Kenneth Stow, professor emeritus of Jewish history at the University of Haifa, disagrees with this characterization of Count Emicho. He suggests that bar Simson was mocking Emicho, whom he and other chroniclers were angry at for their feeble attempts at converting the Jews. Stow believes that, from a medieval Christian perspective, it was worse to force Jews to undergo baptism under the threat of death and run the risk of having them abandon their Christianity and return to Judaism than it was to leave them be. “This ‘backsliding,’ as it was called, was opprobrious,” Stow wrote, in a 2001 article, as it “led to the violation not only of the canons forbidding apostasy but also of the canons protecting the Jews and their right to preserve their religion.”

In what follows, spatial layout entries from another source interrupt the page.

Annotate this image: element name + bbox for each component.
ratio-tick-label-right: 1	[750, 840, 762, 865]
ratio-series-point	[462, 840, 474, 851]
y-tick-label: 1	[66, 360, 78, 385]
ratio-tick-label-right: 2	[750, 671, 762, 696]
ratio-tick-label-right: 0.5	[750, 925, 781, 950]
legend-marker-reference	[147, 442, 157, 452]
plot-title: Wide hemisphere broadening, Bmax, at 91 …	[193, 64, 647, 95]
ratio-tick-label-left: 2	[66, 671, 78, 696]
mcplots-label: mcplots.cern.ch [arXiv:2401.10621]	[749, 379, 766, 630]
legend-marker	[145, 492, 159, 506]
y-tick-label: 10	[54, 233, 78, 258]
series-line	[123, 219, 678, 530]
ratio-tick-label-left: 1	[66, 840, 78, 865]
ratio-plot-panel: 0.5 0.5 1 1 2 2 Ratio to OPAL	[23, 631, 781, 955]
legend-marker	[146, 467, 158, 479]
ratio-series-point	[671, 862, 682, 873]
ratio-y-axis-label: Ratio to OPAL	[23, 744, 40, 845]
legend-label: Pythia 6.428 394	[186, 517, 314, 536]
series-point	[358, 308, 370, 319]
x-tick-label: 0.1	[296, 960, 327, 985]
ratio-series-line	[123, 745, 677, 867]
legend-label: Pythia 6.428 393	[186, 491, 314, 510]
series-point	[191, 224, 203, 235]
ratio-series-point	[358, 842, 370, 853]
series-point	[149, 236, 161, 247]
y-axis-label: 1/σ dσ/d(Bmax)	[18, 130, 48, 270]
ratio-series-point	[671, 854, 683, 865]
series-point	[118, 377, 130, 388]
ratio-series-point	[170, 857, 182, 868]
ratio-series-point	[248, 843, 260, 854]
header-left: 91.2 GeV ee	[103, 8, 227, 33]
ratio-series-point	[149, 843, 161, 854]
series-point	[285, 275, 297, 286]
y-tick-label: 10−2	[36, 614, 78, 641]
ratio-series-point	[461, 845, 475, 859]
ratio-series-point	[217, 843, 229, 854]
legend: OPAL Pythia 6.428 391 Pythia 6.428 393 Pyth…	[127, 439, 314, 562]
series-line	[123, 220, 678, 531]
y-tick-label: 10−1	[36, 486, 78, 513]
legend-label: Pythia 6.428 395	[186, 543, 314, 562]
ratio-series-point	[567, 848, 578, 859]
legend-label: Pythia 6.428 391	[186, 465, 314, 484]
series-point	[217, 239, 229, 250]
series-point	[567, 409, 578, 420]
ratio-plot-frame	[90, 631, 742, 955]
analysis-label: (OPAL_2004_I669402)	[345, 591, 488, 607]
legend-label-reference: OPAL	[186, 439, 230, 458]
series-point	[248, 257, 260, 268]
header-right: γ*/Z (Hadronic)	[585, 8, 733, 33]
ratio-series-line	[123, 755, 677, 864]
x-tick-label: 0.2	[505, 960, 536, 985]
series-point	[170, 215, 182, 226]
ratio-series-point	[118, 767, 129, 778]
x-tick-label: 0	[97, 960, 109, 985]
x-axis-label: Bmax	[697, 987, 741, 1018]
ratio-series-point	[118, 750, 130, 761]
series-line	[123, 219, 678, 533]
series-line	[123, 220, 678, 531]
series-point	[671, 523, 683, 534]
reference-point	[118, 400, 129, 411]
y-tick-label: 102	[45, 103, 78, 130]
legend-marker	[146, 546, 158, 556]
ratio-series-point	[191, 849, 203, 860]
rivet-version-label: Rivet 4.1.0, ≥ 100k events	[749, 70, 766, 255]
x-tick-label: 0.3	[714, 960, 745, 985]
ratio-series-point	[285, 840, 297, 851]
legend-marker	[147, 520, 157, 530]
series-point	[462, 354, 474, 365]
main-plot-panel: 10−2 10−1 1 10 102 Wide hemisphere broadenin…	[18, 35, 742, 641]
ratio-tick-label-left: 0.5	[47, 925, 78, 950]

In any event, Emicho and his army found themselves locked out when they arrived at the gates of Mainz on May 25. The Jews inside tried negotiating with him, and even delivered a ransom of gold. Archbishop Ruthard of Mainz offered the town’s Jews refuge in his palace. Some of Mainz’s burghers of Mainz offered protection to Jews with whom they did business, and an effort was even made to organize armed resistance to the crusaders.
But the crusaders were too numerous to defeat, and by the time they entered the city the archbishop and his militia had fled. The crusaders combed the archbishop’s palace and the home of the burgrave, the military governor of the city, and killed the Jews they found who hadn’t already killed themselves. Memorial books commemorating the slaughter list the names of more than 600 Jewish victims.
After Mainz, Emicho’s army proceeded through the Rhine Valley, by way of Cologne, toward Hungary. Emicho was killed in battle by the Duke of Swabia. His followers met their end at the hands of Hungarians, in Wieselburg, near Bratislava – never coming anywhere near the Holy Land."